Na saída do estádio, ao fim do jogo, os grupos vinham de lados opostos e na descida da rampa se fundiam num só. Dependendo do resultado do jogo e dos ânimos, acirrados ou não, começava um empurra-empurra, corre-corre, às vezes a porrada comia. A técnica de salvamento era buscar proteção atrás de uma coluna e se defender com os braços, sem agredir, apenas afastando a horda sem rumo. Jamais fazer como um torcedor que, apavorado, saltou para o jardim, esquecendo-se que a altura era de um prédio.
Depois do furdunço era só sair no rumo da Rua São Francisco Xavier para pegar o ônibus de volta. Se o público fosse daqueles difíceis de escoar, caminhava até a Praça Sáenz Peña, onde era certo ter chope gelado, belas tijucanas e bons bares.
Agora, em 2014, o estádio Mario Filho (Maracanã) é outro. Foi arrumado a peso de ouro para realizar a Copa do Mundo que o Brasil comprou da FIFA – todo mundo sabe que é um jogo de cartas marcadas. O futebol agora é um grande negócio que tem o aval dos governos, das empresas multinacionais, dos políticos. Em algum tempo o Congresso Nacional e a Promotoria Pública quis se intrometer com a máfia do futebol, em vão: foram apenas arremedos que incrementaram o legislativo com mais uma lei, o Estatuto do Torcedor. Onde tem lei tem corrupção. Então tá.
Para preparar o Maracanã para a Copa do Mundo de 2014, os governos estadual e municipal se aproveitaram da ocasião da maneira mais idiota possível: batendo de frente com a população. Anunciaram a derrubada do Museu do Índio (o local nos primórdios chamava-se “Aldeia Maracanã”), iriam pôr abaixo o Estádio de Atletismo Célio de Barros (jornalista, diretor de esportes do Jornal do Brasil e cartola da antiga Confederação Brasileira de Desportos), pasmem com as notícias: “A Escola Municipal Friedenreich (homenagem a Arthur Friedenreich (1892-1969), um dos maiores craques do futebol brasileiro), referência na rede de ensino, está para ser demolida por conta da obra do Maracanã”.

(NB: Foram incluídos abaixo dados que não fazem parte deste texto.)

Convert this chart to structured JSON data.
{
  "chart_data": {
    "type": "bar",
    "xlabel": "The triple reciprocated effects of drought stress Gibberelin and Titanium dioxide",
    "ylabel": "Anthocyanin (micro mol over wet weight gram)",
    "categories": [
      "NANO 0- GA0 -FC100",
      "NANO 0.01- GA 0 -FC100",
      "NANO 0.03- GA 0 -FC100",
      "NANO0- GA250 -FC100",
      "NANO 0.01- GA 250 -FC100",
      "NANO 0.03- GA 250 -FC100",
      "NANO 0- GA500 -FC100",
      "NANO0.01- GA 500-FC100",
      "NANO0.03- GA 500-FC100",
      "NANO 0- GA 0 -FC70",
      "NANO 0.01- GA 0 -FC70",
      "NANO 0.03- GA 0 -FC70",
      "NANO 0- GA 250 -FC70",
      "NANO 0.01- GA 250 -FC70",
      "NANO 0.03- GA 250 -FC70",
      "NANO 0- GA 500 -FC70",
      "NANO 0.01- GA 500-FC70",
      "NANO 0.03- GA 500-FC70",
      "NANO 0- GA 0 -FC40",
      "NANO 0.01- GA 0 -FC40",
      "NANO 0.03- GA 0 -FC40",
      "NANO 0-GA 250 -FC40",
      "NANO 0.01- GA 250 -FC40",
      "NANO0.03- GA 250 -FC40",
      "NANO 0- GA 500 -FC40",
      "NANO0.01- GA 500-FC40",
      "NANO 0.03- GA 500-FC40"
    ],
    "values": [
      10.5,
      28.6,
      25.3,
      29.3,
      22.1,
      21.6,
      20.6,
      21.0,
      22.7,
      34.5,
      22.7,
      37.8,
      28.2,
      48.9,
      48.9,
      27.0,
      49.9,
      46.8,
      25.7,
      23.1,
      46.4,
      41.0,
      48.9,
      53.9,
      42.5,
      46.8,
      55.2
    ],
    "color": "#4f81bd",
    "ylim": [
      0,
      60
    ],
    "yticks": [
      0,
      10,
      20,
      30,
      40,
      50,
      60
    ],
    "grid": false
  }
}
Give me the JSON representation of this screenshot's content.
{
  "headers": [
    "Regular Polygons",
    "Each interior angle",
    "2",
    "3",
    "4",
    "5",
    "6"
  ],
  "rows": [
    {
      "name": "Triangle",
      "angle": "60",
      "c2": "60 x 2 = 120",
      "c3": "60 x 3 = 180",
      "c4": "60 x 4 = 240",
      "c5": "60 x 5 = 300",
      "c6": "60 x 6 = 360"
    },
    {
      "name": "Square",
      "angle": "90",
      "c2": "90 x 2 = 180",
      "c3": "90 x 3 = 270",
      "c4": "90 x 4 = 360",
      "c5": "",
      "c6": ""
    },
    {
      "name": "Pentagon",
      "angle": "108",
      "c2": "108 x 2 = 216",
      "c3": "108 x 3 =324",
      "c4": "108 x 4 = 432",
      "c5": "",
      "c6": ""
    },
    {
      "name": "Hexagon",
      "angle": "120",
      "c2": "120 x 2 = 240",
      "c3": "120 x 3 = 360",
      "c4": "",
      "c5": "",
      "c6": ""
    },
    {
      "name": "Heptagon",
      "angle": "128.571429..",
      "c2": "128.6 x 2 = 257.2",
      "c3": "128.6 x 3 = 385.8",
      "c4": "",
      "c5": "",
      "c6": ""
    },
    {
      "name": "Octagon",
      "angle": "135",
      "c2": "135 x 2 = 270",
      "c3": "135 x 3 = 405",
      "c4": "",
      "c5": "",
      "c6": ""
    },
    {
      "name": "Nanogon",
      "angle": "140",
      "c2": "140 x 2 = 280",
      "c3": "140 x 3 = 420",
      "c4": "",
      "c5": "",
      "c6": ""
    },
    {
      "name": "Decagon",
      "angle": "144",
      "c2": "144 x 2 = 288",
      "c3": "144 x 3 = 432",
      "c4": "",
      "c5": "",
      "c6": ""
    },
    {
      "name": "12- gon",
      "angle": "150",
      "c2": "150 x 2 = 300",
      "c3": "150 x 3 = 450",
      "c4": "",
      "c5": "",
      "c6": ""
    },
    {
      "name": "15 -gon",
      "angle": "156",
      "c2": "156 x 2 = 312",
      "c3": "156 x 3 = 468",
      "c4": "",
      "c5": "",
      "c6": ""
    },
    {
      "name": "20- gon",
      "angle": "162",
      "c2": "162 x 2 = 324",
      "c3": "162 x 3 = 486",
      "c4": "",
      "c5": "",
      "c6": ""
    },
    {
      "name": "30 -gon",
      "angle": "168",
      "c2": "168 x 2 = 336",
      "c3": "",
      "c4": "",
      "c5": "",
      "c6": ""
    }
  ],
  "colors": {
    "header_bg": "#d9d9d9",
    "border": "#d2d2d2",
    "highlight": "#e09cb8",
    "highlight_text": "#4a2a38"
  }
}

E mais: “Cerca de 200 alunos do Parque Aquático Julio Delamare protestaram contra o fechamento do parque aquático. A maioria dos manifestantes é de idosos e deficientes físicos que denunciam o fechamento do parque onde fazem tratamento com ginástica hidroterápica. Júlio Delamare, jornalista e locutor esportivo da Rede Globo, primeiro diretor do departamento de Esportes da emissora, morreu no acidente do voo Varig 820 na França, em 1973. Em merecida homenagem o Parque Aquático recebeu o nome de Júlio Delamare”.
Contra a demolição muitos protestos e atos públicos foram promovidos. O governo gastou milhares em dinheiro para mobilizar a força pública contra os manifestantes, coisa de idiotas, enfim, como disse acima. Tudo em nome da corrupção que assola o país, que abrange desde as presidências dos Três Poderes ao flanelinha da esquina. A dinheirama, porém, não conseguiu se impor, isso porque as ‘autoridades’ começaram a perceber que o custo para demolir aquilo tudo iria consumir considerável volume da quantia já direcionada aos próprios bolsos.
O recuo diante das demandas populares é o sinal de que a mobilização pela manutenção do complexo esportivo e educativo que envolve o Maracanã funcionou e deve ser mantida. Entidades de caráter popular, voltadas com foco exclusivo em defesa do espaço se organizaram e estão atentas. A maioria das reivindicações – como se viu – foi atendida, antes tarde do que nunca os governantes perceberam a estupidez que era se contrapuser às causas populares.
“A rua é nosso lugar e de lá não sairemos até a vitória completa. Governo do estado, Odebrecht, IMX e AEG devem ter consciência disso. Pela anulação imediata da privatização do Maracanã! Por um Maraca Público e Popular! O MARACA É NOSSO!!” – diz uma publicação do Comitê Popular da Copa e das Olimpíadas do Rio de Janeiro.
Além do mais, nem tentaram renomear o Maracanã como fizeram com outros estádios famosos do país, como o Estádio da Fonte Nova, em Salvador, Bahia, que agora se chama “Arena Fonte Nova”. Ai se eles tentassem mudar o nosso Estádio do Maracanã, para “Arena Maracanã”!! O pau ia comer, sem dúvida.
Como diria o poeta: – Resistir, quem há-de?